Claremont student Murphy Wilt, 9, designed his book to look like a hopscotch game. And Ashley Lemus, 9, of Claremont made a book of large, colorful cakes studded with sequins, writing, "We always celebrate with a party when my brother comes home from the army in Iraq or Hawaii. My brother is 24 years old and he's really fun. He's always looking out for me, and he still acts like a little kid."
Over the school year, the students learned how to hand-dye paper and were encouraged to think about other artists' work as they refined ideas for their books.
"One of our students was so excited about it that his first draft was 56 pages long," said Carole Whelan, the art teacher overseeing the project at Oyster. "And I think they're thrilled that they have their work in a museum. Most of our students are fortunate to come to museums a lot, so they know what it means for a museum to devote space to young kids. And when they heard they were getting their own security guard, they were just -- 'Aaaahhh!' They were in heaven."
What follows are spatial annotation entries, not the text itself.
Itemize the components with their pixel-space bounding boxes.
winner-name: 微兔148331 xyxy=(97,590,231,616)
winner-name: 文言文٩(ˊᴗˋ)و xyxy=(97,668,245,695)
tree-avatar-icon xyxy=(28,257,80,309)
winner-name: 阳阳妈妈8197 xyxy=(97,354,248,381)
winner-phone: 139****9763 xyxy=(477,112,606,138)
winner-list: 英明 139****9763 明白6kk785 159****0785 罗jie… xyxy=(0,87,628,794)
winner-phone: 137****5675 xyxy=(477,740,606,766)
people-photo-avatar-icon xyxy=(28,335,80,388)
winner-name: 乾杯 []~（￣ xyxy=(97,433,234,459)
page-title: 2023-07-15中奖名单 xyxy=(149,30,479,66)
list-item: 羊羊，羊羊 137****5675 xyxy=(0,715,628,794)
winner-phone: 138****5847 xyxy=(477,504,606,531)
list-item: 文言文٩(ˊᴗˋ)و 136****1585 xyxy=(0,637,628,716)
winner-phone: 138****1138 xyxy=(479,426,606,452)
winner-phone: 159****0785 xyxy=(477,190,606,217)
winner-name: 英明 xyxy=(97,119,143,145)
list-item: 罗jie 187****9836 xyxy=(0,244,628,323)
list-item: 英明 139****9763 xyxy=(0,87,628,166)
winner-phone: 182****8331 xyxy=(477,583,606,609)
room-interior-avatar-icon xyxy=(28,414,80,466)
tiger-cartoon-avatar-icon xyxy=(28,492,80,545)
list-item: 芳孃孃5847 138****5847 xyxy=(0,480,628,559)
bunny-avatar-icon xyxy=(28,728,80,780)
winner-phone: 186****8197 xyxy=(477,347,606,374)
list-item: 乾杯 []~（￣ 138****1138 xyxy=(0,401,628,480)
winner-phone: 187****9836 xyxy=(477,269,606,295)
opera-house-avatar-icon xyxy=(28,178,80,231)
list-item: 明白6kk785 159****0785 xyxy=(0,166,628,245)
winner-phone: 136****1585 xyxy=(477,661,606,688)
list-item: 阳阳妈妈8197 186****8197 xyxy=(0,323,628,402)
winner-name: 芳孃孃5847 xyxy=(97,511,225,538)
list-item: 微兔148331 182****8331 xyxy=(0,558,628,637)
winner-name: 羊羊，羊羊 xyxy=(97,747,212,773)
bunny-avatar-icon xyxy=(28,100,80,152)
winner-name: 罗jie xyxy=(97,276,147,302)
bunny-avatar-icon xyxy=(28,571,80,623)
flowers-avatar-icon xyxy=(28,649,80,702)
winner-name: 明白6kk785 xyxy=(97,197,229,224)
The museum has hosted similar projects for the past eight years, with seven schools from Arlington and the District participating. "The idea is bringing together students of different communities and sometimes of different age groups," said Mieke Fay, manager of youth programs for the museum. "They write letters back and forth, they have field trips to each other's schools, they send pen pal letters back and forth, they write bios of each other. . . . Exposing them to a different school in a different area fosters communication."
Whelan's fourth-grade classes have done book projects twice before, in partnership with other schools, including Yorktown High School.
"It was wonderful," she said of that endeavor. "The younger kids just adored the high school kids. But this [year] was more a partnership of equals."